Investors Bolt Mexico as Peso Enters Free Fall
By IRA IOSEBASHVILI and ROBBIE WHELAN
Updated Jan. 11, 2017 6:34 p.m. ET
Global investors are fleeing Mexico’s financial markets, sending the peso to record lows on mounting concerns that Donald Trump’s trade policy could end the country’s privileged status among developing countries.
The peso on Wednesday tumbled to another all-time low against the dollar as Mr. Trump pledged to change U.S. trade policy with Mexico. “Mexico has taken advantage of the United States,” he said during his press conference. “It’s not going to happen anymore.”

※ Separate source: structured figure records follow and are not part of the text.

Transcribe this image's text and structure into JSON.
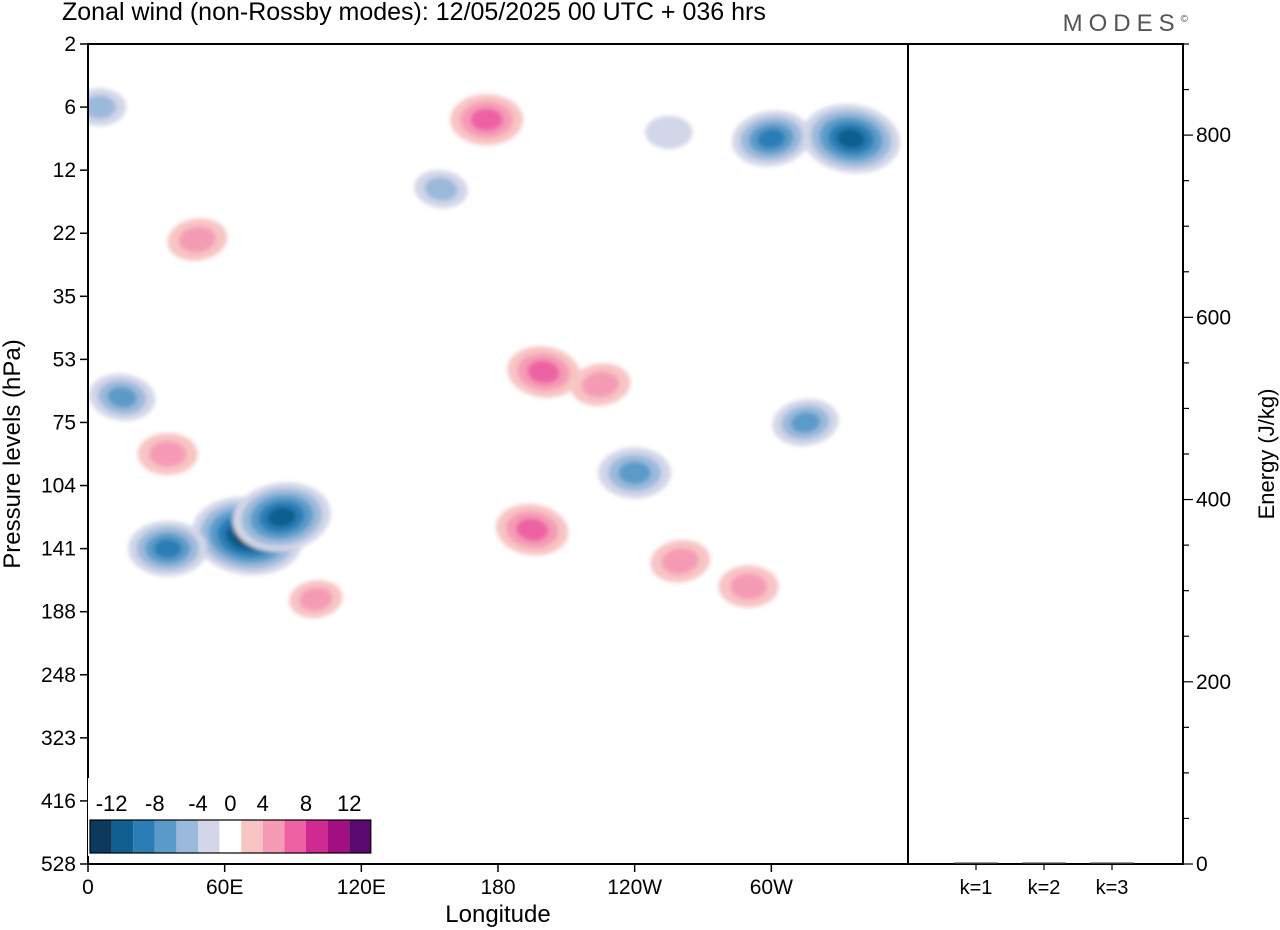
{
  "header": {
    "title": "Zonal wind (non-Rossby modes):  12/05/2025  00 UTC  + 036 hrs",
    "brand": "MODES",
    "brand_mark": "©"
  },
  "chart_data": [
    {
      "type": "heatmap",
      "xlabel": "Longitude",
      "ylabel": "Pressure levels (hPa)",
      "x_ticks": [
        "0",
        "60E",
        "120E",
        "180",
        "120W",
        "60W"
      ],
      "x_tick_degrees": [
        0,
        60,
        120,
        180,
        240,
        300
      ],
      "xlim": [
        0,
        360
      ],
      "y_ticks": [
        "2",
        "6",
        "12",
        "22",
        "35",
        "53",
        "75",
        "104",
        "141",
        "188",
        "248",
        "323",
        "416",
        "528"
      ],
      "y_reversed": true,
      "colorbar": {
        "labels": [
          "-12",
          "-8",
          "-4",
          "0",
          "4",
          "8",
          "12"
        ],
        "label_values": [
          -12,
          -8,
          -4,
          0,
          4,
          8,
          12
        ],
        "levels": [
          -14,
          -12,
          -10,
          -8,
          -6,
          -4,
          -2,
          2,
          4,
          6,
          8,
          10,
          12,
          14
        ],
        "colors": [
          "#0d3a5c",
          "#0f5f8f",
          "#2a7db5",
          "#5b9bc9",
          "#9bb9da",
          "#d2d6e8",
          "#ffffff",
          "#f8c4c4",
          "#f59bb5",
          "#ee62a4",
          "#cf2a92",
          "#a20f80",
          "#5a0a6e"
        ]
      },
      "features": [
        {
          "lon": 48,
          "level": 3.1,
          "value": 5
        },
        {
          "lon": 175,
          "level": 1.2,
          "value": 7
        },
        {
          "lon": 335,
          "level": 1.5,
          "value": -11
        },
        {
          "lon": 300,
          "level": 1.5,
          "value": -8
        },
        {
          "lon": 5,
          "level": 1.0,
          "value": -4
        },
        {
          "lon": 70,
          "level": 7.8,
          "value": -13
        },
        {
          "lon": 85,
          "level": 7.5,
          "value": -11
        },
        {
          "lon": 35,
          "level": 8.0,
          "value": -8
        },
        {
          "lon": 195,
          "level": 7.7,
          "value": 7
        },
        {
          "lon": 260,
          "level": 8.2,
          "value": 5
        },
        {
          "lon": 290,
          "level": 8.6,
          "value": 5
        },
        {
          "lon": 200,
          "level": 5.2,
          "value": 7
        },
        {
          "lon": 225,
          "level": 5.4,
          "value": 5
        },
        {
          "lon": 35,
          "level": 6.5,
          "value": 5
        },
        {
          "lon": 15,
          "level": 5.6,
          "value": -6
        },
        {
          "lon": 315,
          "level": 6.0,
          "value": -6
        },
        {
          "lon": 240,
          "level": 6.8,
          "value": -7
        },
        {
          "lon": 155,
          "level": 2.3,
          "value": -4
        },
        {
          "lon": 100,
          "level": 8.8,
          "value": 4
        },
        {
          "lon": 255,
          "level": 1.4,
          "value": -3
        }
      ]
    },
    {
      "type": "bar",
      "categories": [
        "k=1",
        "k=2",
        "k=3"
      ],
      "values": [
        1.5,
        1.2,
        0.8
      ],
      "ylabel": "Energy (J/kg)",
      "y_ticks": [
        "0",
        "200",
        "400",
        "600",
        "800"
      ],
      "ylim": [
        0,
        900
      ]
    }
  ]
}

The Mexican currency weakened 0.3%—at 21.8609 from 21.8009 late Tuesday—again frustrating Mexican central-bank efforts to slow the currency’s decline. Bank officials said Tuesday that they spent $2 billion last week to
prop up the peso, which has weakened 16% against the dollar since the U.S. election.
The selloff underscores fears that the economic gains Mexico has made over the past two decades could reverse, as the incoming Trump administration takes a confrontational stance that could bring tariffs and border-control measures that once appeared unthinkable.
The North American Free Trade Agreement, which in 1994 created a free-trade zone among Mexico, the U.S. and Canada, cracked open the American consumer market to Mexican businesses in a way no other emerging market has ever enjoyed. Nafta has also brought relative stability to the peso after a series of currency crises, a crucial factor in reassuring foreign buyers of Mexican bonds and other assets.
Now, that advantage could be in jeopardy if Mr. Trump follows through on pledges to renegotiate the agreement. Mexico’s benchmark stock index has dropped 5.2% since the U.S. election through Wednesday. Yields on 10-year Mexican government debt, which move in the opposite direction of price, jumped to 7.689% from about 6% before Mr. Trump’s victory. Mexican asset prices could come under further pressure in coming weeks, analysts and investors said, as the administration’s nominees to government positions spell out their positions in testimony before Congress.
“A renegotiation of Nafta would basically kill Mexico’s growth model,” said Juan Carlos Rodado, director of Latin American research at investment bank Natixis. “This would be very bad for investor confidence.”